The Notre Dame Fighting Irish are the legitimate No. 1 team in the nation, and therefore shouldn't be underdogs in the BCS national championship game when they face the SEC champion.

At 12-0, Brian Kelly's team has weathered a relatively tough schedule with a bruising running game and outstanding defense to improbably ascend to the top of college football.

Typically a powerhouse program, Notre Dame has struggled massively by comparison in recent years. But under Kelly, the tide has turned to say the least. To get a better idea of just how long it's been since the Irish last went through a season with an unblemished record, Sportscenter's Twitter account had an interesting fact to share:

The last time Notre Dame completed a perfect regular season (1988), a gallon of regular gas was less than a dollar.

— SportsCenter (@SportsCenter) November 25, 2012

It's hard to believe that was nearly a quarter century ago, but how time flies. Although South Bend hasn't exactly been filled with fun, which is typically what causes the time-space continuum to perceptibly accelerate.

Whether it's No. 2 Alabama or No. 3 Georgia that faces the Irish in the big game, Notre Dame's brand of football translates well to either matchup.

The backfield of Cierre Wood, Theo Riddick and George Atkinson III has proven to be formidable throughout 2012 for the Irish, and the continued improvement of redshirt freshman QB Everett Golson is only helping the cause.

In fact, in Alabama's only loss—a 29-24 home defeat to Texas A&M—the Crimson Tide struggled with the dual-threat capabilities of Heisman front-runner Johnny Manziel.

Golson brings a similar, albeit not as polished skill set to the table, and could give Nick Saban's bunch similar headaches.

The Tide are the favorites to maintain their No. 2 ranking in the BCS standings, and it would be extremely interesting to see how both run-first, defensive-minded teams would square off.

As for the Georgia Bulldogs, QB Aaron Murray averages a whopping 10 yards per attempt and has emerged as one of the premier signal callers in the country.
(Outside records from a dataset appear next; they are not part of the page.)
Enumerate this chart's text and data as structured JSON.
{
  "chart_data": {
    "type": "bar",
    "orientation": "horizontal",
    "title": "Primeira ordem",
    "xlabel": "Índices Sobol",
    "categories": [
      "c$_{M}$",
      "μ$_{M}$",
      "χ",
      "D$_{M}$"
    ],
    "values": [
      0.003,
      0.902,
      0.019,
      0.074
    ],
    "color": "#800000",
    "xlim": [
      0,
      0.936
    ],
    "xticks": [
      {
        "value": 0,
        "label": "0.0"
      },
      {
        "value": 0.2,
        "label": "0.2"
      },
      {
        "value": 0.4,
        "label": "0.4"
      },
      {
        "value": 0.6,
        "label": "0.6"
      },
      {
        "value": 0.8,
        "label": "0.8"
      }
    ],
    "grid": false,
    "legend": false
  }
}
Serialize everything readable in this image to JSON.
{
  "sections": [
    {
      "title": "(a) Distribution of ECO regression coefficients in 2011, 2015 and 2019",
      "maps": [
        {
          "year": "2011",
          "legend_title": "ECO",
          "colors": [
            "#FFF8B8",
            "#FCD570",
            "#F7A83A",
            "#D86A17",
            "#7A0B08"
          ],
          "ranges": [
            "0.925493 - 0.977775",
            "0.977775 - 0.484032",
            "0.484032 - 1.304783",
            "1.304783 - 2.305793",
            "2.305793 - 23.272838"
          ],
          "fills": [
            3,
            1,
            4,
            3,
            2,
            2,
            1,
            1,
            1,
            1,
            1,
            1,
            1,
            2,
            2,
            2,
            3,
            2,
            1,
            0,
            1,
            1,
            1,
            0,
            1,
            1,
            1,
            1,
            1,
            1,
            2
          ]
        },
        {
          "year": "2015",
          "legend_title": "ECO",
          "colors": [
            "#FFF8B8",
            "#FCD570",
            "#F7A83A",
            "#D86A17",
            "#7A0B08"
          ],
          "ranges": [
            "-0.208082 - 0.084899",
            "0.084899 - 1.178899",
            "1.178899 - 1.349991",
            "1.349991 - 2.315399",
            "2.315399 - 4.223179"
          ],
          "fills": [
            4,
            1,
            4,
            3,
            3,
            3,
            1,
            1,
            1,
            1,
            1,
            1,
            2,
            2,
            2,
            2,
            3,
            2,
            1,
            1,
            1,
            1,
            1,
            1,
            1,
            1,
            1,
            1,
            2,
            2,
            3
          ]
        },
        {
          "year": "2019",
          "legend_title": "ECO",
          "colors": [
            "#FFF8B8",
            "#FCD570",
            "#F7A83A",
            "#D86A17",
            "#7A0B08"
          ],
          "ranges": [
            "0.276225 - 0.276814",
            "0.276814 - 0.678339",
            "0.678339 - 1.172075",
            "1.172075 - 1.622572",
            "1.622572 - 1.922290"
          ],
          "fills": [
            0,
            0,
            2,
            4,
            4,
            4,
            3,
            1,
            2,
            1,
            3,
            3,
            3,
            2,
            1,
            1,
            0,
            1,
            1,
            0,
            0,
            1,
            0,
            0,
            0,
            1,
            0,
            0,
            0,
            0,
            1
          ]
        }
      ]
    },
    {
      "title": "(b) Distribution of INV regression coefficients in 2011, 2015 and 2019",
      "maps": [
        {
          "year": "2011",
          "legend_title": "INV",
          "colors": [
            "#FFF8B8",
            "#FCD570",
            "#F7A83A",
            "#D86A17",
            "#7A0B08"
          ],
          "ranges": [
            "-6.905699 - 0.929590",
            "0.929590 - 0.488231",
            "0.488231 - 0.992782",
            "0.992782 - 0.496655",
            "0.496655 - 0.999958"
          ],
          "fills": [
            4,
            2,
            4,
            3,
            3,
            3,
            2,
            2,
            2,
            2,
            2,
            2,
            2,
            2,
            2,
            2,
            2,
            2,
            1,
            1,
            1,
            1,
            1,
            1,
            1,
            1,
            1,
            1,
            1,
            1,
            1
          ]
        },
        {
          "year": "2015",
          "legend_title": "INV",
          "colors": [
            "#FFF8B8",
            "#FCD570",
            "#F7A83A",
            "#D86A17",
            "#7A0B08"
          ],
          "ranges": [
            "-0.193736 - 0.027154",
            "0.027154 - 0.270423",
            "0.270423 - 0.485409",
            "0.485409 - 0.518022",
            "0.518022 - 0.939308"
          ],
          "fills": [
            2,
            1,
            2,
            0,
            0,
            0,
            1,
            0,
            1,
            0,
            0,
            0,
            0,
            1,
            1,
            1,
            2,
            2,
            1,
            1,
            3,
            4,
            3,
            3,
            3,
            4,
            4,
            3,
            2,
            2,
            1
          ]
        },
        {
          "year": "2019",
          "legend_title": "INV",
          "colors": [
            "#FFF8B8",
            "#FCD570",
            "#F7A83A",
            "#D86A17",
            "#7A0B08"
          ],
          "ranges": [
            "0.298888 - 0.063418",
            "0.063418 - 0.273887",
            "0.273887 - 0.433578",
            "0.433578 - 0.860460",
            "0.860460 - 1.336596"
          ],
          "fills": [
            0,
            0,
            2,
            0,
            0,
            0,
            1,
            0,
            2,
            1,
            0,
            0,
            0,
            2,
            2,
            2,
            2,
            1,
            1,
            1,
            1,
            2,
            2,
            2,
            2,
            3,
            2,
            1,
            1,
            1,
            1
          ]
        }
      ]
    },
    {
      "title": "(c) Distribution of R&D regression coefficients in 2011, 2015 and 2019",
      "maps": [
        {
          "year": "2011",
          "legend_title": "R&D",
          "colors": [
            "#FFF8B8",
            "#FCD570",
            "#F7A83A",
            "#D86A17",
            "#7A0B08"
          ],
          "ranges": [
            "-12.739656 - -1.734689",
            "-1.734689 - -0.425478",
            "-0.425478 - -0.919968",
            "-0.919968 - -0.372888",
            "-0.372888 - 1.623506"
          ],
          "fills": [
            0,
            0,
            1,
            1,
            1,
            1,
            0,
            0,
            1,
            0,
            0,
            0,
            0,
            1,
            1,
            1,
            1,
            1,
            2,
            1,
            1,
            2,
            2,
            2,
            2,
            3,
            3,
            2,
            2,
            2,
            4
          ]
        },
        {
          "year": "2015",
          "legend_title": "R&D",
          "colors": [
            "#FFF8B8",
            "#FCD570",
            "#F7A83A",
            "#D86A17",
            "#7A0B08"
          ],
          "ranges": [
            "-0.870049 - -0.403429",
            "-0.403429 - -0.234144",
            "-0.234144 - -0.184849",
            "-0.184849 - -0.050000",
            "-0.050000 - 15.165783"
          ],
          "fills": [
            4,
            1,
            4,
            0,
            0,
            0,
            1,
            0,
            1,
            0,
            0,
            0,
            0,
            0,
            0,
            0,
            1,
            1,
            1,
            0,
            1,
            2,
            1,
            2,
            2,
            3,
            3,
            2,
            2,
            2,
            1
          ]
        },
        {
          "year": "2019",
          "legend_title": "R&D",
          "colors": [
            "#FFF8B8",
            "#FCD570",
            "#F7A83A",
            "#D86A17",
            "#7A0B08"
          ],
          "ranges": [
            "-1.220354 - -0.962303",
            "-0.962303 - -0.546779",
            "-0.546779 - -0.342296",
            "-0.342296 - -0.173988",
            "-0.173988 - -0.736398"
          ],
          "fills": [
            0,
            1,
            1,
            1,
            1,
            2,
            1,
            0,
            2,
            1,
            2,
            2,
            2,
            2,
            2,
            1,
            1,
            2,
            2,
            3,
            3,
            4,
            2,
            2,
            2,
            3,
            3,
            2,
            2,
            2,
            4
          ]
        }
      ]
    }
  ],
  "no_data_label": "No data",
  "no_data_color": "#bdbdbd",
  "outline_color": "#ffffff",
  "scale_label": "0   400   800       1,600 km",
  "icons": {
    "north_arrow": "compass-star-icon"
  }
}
But he has had his share of difficulty against the nation's premier defenses.

Murray completed just 11-of-31 passes in an ugly 35-7 loss to South Carolina, and the Bulldogs overcame three interceptions to beat the Florida Gators 17-9.

With All-American Manti Te'o leading the charge for the Irish defense, Murray or Tide QB AJ McCarron wouldn't be in for a cakewalk despite the fact that Notre Dame doesn't hail from the Southeastern Conference.

Some may perceive the SEC championship game as the pseudo-national title showdown, but underestimating the Irish has been a bad idea all season long.

It will once again be a bad idea on January 7th in SunLife Stadium—and the luck of the Irish just may shock the world, even though it shouldn't. Because this Notre Dame team is for real, unlike other misguidedly-hyped pretenders in recent memory.